How does the Ping of Death work?

The IP (Internet Protocol) defines data packets, including their IP header, must be 65,535 bytes. IPv4 packets that exceed this standard can’t be sent. Cybercriminals know this perfectly, and that’s why they send oversized and malformed packets. 

During a Ping of Death attack, no matter the data packets sent are abnormal, they will still pass to the normal network’s process. They will be cut into smaller pieces for transporting them quicker. The attacked system will try to process them respecting the 65,535-byte standard and to reassemble them, but it will fail on every try. This try-and-fail repetition will drain the system’s, more specifically, its resources. It will crash, and the denial of service for legitimate clients will take place.

Criminals only need the victim’s IP address to execute the attack. Once the traffic is directed to that IP address, they just have to wait for the victim to shut down. This attack still exists because there’s not an intelligent process to reassemble packets. It can be executed using TCP, UDP, or IPX ping messages.

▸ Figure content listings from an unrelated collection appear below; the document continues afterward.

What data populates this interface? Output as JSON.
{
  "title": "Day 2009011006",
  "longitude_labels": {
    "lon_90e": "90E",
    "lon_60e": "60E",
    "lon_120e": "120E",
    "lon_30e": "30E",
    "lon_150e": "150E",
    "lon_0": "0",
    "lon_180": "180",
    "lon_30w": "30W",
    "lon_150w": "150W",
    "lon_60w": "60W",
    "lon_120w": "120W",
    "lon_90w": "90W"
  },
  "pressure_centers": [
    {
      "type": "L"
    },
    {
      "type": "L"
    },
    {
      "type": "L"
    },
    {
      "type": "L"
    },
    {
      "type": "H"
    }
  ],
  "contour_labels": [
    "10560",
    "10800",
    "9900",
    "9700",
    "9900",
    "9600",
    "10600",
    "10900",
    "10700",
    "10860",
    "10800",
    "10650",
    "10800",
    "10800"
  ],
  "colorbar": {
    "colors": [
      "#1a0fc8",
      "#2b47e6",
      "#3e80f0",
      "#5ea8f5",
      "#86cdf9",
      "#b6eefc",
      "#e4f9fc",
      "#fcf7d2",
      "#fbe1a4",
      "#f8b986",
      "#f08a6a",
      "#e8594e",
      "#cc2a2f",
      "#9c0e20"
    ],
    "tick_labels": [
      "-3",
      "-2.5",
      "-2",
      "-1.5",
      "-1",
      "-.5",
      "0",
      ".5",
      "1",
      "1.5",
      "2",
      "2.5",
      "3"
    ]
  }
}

Can I mitigate a Ping of Death attack?

Yes, you can mitigate a Ping of Death attack! Here, some alternatives for you:

  • Enable a checker in the assembly process. If it detects an issue, it will stop the abnormal packets.
  • Discard fragmented ping messages. Yes, you can stop just fragmented pings and normally use the ping command’s utility without being at risk of an attack.
  • Configure your firewall to stop ICMP ping messages. The option that includes a firewall will protect your system but also will quit your chance to use the command’s utility. For instance, to verify connectivity.

Conclusion.

Ping of Death has been on the cyber threats radar long time, and it keeps dangerously evolving. In 2020, a new version through the IPv6 protocol appeared. So attackers could execute DoS attacks and code remotely. Don’t ignore the risk! Create a plan and strength your security asap!